Every time I write this monthly column, I find that I have to dive deep into a whole new world of chemistry, species, habitat, geology and climate. I enjoy sharing a little bit of what I learn along the way.
Some of you know I’m a novice birder, having become captivated with diving ducks while helping Golden Gate Audubon Society with its Christmas bird count out on the Bay. I love to see the fancy patterns of buffleheads and common goldeneyes and have enjoyed watching the western grebes on the central Bay into the spring. This July, however, I was struck by the sight of birds I had never noticed before.
Out on the Baykeeper boat last month, I spied about a dozen common murres, floating and diving in the deep water channel between the Golden Gate and Raccoon Strait. Looking a bit like (but unrelated to) penguins, these are the black and white beauties that grace rocky coastal headlands during the nesting season that runs from March through July.
These seabirds winter on the open ocean, foraging for small fish along the edge of the Continental Shelf near the Farallon Islands. In California, the major breeding colonies, or loomeries, are on the Farallon Islands, Pt. Reyes headlands and Devil’s Slide Rock.

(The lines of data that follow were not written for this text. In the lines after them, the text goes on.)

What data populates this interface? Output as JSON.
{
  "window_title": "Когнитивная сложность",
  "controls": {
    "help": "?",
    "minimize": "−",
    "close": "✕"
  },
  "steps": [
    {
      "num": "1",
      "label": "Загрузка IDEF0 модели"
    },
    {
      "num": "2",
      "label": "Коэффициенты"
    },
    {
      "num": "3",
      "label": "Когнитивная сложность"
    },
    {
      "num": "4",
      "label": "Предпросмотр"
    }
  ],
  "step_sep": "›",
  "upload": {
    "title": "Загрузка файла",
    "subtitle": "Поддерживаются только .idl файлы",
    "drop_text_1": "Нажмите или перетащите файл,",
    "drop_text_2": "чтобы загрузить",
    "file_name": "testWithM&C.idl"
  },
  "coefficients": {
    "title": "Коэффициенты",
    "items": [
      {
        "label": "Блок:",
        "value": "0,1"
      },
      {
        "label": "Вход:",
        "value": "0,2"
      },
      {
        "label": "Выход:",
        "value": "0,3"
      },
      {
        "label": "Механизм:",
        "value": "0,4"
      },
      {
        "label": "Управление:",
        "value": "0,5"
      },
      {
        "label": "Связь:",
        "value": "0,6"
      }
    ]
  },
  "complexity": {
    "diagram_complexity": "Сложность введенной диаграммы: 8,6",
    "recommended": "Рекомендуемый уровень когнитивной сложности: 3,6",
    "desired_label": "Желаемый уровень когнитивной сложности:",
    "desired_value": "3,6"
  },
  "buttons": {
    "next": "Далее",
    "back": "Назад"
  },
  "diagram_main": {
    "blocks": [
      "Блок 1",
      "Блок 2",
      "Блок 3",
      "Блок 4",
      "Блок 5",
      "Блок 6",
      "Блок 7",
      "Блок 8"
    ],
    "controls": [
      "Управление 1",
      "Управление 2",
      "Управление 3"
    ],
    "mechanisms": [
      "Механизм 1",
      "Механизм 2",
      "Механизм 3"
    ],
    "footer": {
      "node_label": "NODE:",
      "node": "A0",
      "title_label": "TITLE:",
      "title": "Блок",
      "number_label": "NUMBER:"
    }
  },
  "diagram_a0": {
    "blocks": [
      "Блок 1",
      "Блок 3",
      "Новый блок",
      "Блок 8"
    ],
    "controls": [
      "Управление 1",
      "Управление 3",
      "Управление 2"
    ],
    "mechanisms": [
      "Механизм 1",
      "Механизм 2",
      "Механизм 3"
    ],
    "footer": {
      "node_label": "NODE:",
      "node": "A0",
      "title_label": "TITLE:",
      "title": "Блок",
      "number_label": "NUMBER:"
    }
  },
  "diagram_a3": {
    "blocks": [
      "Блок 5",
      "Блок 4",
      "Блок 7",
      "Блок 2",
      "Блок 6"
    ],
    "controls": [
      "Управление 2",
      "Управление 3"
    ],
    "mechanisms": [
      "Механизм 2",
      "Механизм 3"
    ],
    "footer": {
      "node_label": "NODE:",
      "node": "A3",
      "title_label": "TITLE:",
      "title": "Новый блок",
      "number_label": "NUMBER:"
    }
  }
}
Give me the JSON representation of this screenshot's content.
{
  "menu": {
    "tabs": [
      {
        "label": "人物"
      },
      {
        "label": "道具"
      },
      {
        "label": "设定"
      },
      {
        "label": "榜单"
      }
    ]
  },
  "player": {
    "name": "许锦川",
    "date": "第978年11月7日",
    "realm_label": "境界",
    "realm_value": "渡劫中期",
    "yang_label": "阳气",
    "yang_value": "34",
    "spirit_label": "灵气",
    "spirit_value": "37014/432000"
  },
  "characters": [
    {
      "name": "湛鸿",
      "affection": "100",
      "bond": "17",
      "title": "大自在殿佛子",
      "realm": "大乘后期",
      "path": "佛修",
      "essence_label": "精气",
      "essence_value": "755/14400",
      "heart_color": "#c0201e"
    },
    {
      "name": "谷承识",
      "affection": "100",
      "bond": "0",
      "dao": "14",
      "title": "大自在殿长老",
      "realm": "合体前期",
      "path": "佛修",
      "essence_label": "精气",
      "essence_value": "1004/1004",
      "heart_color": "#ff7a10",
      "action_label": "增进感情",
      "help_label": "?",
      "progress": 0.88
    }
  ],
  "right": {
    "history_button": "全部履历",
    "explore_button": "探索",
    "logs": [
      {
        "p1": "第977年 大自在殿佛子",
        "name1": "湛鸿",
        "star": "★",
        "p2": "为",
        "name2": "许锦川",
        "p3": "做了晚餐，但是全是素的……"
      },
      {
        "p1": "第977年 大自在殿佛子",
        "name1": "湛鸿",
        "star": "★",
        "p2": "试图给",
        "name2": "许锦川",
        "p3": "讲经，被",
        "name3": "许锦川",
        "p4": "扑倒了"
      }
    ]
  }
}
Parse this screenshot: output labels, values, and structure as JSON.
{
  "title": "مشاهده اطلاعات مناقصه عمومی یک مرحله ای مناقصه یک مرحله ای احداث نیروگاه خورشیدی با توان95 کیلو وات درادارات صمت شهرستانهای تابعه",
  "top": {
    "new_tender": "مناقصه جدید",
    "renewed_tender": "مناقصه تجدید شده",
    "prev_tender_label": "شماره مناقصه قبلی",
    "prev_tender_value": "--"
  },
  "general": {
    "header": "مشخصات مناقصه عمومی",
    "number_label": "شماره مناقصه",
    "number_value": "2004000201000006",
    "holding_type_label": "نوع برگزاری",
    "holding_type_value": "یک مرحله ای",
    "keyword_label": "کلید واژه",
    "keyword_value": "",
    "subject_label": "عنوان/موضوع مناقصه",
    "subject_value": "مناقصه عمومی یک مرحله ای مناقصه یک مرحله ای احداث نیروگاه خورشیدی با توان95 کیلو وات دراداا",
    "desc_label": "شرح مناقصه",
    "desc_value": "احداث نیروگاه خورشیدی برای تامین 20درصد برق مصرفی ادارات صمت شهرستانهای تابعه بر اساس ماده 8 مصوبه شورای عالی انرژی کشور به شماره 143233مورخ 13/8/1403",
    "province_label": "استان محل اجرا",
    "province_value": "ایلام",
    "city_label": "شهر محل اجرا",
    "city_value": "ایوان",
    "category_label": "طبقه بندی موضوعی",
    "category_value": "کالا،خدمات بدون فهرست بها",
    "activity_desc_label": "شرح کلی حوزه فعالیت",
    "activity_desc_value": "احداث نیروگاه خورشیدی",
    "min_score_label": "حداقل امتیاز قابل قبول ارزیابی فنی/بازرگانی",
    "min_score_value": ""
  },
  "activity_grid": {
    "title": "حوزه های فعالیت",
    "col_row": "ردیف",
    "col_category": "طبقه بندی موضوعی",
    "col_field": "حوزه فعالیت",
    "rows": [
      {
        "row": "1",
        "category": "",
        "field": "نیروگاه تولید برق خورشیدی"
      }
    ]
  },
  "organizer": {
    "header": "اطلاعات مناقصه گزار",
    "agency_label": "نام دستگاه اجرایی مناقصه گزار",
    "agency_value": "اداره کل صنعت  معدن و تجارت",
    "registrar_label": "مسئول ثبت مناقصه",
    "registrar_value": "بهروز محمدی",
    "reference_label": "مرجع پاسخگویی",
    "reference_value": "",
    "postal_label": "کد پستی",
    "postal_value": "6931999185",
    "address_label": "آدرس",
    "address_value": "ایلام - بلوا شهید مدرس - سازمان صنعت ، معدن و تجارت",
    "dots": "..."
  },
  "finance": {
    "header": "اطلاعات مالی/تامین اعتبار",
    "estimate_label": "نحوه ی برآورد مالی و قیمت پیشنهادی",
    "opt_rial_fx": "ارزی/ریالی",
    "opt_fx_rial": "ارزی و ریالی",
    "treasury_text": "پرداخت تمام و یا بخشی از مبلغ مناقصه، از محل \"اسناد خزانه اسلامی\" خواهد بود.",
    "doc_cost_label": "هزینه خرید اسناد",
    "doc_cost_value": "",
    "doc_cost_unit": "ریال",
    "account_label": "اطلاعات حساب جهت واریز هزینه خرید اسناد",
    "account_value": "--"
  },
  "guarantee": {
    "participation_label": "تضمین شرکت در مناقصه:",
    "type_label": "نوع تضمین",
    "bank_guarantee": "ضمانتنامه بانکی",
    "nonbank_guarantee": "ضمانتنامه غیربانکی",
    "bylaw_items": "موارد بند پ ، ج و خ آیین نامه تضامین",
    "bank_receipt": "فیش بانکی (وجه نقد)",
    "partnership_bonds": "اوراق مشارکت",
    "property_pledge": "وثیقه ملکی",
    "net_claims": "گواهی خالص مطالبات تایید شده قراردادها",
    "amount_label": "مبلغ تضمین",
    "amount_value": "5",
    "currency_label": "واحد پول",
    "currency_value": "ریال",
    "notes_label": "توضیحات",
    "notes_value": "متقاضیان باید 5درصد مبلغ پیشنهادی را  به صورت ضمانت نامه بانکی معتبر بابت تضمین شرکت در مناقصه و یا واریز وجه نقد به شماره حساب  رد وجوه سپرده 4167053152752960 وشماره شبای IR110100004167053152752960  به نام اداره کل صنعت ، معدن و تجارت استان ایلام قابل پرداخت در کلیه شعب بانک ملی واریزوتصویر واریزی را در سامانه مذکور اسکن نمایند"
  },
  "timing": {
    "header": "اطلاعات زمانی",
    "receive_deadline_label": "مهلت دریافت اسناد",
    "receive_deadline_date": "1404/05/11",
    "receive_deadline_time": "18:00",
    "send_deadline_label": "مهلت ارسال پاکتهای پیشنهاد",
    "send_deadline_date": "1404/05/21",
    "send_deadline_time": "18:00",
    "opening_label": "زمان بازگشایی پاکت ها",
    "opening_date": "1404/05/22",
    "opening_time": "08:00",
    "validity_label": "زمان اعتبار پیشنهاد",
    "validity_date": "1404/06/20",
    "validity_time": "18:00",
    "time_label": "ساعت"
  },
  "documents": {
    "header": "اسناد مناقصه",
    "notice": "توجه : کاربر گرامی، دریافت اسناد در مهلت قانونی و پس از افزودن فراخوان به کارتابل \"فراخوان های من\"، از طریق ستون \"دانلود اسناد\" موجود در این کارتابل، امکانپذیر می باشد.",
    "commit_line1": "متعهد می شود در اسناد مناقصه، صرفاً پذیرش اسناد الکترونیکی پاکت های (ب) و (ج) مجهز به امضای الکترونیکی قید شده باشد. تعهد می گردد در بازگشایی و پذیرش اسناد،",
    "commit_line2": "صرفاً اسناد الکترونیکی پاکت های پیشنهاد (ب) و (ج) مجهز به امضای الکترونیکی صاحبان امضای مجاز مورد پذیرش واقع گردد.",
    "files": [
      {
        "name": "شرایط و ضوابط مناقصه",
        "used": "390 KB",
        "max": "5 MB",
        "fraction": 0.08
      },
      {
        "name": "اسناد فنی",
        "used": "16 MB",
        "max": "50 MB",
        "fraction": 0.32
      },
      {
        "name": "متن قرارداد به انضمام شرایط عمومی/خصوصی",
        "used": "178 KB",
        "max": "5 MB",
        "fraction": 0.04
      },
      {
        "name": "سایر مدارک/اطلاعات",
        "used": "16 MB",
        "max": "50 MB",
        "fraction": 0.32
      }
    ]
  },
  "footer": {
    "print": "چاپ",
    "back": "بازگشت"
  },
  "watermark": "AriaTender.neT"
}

Common murres are elegant and striking; Baykeeper volunteer and avian ecologist Bridget Gruel says she thinks of them as the Sophia Loren of birds. Born in a fancy blue or green speckled egg on a rocky cliff, common murres lead an adventurous life right from the start. The parents, who have only one chick at a time, memorize the pattern on their single egg and take turns incubating it. About 20 days after hatching, long before it can even fly, the chick will leap from its ledge into the water far below—sometimes from as high as 1,500 feet!
Over the next two weeks, the chick learns from the adult male how to swim and forage and, eventually, (unlike penguins) how to fly. Murres are adept swimmers, diving regularly to 200 feet—and occasionally more than 500 feet—in pursuit of juvenile rockfish, anchovies, smelt and squid that are small enough to be swallowed by the murre chicks.
The California populations of common murres had seen a severe decline due to commercial egging, oil spills and overfishing. After nearly 40 years of studying common murres on the Farallon Islands, however, PRBO Conservation Science reported that 2010 proved to be a robust year for common murres. A good year for rockfish reproduction seems to have translated into breeding success by the murres. Hopefully, common murres are making a true comeback—though the effects of climate change on ocean temperature and forage fish may be a steep hurdle.
If you’re lucky, you might see common murres at Point Reyes, Devil’s Slide Rock or even on the water, following schools of rockfish and anchovies into San Francisco Bay. But be sure to stay back at least 300 yards, whether on kayak, sailboat or foot, to keep from stressing this recovering species.